Z tą bardzo prawdopodobną myślą wyszedłem z pokoju a następnie schodami udałem się do kuchni, gdzie spotkałem swoją mamę. Przywitałem się z nią, dając jej buziaka w policzek, po czym usiadłem na krześle przy stole. Rozejrzałem się dookoła ale po Lunie nadal nie było ani śladu. Jej miska z jedzonkiem była pełna i byłem przekonany, że musiało stać się coś złego - w końcu zawsze wracała do domu a swojego psiego jedzonka nigdy by nie opuściła...

Po śniadaniu - na które nalegała mama - zacząłem szukać suni w całym domu. Bez przerwy wołałem ją po imieniu, zaglądając nawet w najbardziej niemożliwe miejsca, w których mogłaby być. W końcu mama delikatnie mi zasugerowała i powiedziała, abym przestał krzyczeć, ponieważ suczki prawdopodobnie w domu nie było. Wiedziałem, że mama ma rację - gdyby Luna tu była z pewnością przybiegłaby do mnie, wesoło machając ogonem jak tylko usłyszałaby moje wołanie.

- Nie martw się, Mark - odezwała się mama, kładąc mi dłoń na ramieniu - Na pewno niedługo wróci i jestem pewna, że jest cała i zdrowa - dodała z delikatnym uśmiechem

- Nie sądzę, aby wszystko było w porządku, mamo... - westchnąłem ze smutkiem - Zawsze jest w domu kiedy się obudzę i nigdy nie opuściłaby pory obiadowej oraz kolacji.
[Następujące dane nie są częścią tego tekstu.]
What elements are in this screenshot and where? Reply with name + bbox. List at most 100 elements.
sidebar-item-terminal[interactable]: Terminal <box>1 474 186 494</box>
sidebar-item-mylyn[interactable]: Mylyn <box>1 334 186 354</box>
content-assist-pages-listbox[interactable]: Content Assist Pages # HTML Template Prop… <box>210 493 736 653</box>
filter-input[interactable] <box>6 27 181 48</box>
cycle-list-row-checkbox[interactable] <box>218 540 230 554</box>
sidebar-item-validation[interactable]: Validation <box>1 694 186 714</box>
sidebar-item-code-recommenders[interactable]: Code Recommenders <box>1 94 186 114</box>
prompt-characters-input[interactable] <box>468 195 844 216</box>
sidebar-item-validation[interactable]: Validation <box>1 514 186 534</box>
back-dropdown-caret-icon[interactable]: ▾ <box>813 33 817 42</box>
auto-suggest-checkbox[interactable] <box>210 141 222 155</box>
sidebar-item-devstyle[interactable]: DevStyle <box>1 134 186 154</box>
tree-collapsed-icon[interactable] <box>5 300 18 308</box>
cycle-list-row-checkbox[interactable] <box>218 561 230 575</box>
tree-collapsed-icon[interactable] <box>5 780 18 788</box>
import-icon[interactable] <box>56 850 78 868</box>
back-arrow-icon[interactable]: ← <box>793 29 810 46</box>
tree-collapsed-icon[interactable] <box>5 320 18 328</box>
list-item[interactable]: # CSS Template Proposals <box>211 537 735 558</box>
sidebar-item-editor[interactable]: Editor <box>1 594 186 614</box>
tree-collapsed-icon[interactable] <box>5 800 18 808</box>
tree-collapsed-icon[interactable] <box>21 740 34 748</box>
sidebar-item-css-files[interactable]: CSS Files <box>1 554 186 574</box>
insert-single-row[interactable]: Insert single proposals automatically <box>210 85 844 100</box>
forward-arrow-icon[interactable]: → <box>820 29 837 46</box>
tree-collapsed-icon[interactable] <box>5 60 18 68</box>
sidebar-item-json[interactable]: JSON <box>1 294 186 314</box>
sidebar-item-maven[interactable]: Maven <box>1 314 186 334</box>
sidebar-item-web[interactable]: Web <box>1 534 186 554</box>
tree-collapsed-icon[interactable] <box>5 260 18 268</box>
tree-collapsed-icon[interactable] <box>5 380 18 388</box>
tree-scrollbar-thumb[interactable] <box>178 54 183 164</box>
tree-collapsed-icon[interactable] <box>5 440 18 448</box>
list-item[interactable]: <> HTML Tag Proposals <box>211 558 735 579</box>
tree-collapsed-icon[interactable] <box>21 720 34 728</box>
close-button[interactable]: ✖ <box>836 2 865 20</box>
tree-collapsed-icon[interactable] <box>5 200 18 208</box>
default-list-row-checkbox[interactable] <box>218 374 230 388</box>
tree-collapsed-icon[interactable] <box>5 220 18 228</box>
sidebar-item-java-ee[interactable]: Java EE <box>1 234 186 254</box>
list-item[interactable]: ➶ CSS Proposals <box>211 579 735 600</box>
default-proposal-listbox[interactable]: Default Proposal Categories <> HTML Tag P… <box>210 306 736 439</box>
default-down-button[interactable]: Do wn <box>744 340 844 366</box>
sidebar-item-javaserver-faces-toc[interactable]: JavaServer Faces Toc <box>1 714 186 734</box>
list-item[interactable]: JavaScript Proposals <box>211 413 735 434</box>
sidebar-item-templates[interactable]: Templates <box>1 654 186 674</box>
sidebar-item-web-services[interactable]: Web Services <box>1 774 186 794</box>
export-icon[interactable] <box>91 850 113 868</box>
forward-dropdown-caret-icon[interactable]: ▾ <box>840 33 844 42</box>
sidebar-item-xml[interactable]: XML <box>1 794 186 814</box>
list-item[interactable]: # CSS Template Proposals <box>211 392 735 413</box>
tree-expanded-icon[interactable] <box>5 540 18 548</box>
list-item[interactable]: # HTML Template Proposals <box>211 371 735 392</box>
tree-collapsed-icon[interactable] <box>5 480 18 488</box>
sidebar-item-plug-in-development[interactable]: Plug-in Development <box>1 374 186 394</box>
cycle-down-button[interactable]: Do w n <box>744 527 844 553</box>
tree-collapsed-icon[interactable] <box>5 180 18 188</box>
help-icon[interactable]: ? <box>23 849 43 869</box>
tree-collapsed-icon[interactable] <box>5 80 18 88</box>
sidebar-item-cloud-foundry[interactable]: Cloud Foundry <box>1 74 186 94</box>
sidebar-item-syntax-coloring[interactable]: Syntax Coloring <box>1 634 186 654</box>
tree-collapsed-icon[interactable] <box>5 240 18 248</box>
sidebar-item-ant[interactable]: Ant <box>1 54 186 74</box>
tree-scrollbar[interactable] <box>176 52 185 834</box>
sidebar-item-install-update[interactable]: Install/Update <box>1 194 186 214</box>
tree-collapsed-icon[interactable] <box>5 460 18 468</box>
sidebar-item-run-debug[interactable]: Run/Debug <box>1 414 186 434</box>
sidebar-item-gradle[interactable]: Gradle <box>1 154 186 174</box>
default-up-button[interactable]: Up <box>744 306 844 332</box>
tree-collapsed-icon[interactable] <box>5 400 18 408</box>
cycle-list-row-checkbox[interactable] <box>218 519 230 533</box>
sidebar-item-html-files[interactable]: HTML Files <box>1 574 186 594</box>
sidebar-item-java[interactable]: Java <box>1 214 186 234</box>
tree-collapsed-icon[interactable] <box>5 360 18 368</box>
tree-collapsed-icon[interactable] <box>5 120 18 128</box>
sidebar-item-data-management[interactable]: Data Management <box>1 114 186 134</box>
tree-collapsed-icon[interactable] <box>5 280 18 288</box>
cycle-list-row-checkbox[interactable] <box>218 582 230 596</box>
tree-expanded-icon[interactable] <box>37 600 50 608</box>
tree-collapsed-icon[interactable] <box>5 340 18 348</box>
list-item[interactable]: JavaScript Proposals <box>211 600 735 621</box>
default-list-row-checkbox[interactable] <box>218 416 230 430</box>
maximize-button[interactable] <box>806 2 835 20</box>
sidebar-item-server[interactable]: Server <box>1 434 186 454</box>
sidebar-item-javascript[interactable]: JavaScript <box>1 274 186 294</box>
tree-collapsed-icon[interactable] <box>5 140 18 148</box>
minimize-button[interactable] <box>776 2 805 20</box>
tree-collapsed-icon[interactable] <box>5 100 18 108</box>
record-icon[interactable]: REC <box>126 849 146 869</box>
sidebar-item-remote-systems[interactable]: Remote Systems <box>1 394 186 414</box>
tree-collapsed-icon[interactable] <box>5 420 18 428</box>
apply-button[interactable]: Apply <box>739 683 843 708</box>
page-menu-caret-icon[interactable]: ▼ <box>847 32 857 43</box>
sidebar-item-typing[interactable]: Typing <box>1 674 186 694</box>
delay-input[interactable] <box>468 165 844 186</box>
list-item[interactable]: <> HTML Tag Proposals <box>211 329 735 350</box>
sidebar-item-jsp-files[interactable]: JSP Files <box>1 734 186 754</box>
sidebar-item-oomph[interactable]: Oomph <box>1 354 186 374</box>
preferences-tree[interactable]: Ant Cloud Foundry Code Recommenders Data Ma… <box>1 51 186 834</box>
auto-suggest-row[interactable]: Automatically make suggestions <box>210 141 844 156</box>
W końcu uwielbia jeść - delikatnie się uśmiechnąłem, widząc oczyma wyobraźni Lunę pochłaniającą właśnie pyszne psie ciasteczka w kształcie kostek - Wiem, że lubi chodzić po mieście i zawsze jej na to pozwalałem wiedząc, że wróci. Ale teraz nigdzie nie mogę jej znaleźć...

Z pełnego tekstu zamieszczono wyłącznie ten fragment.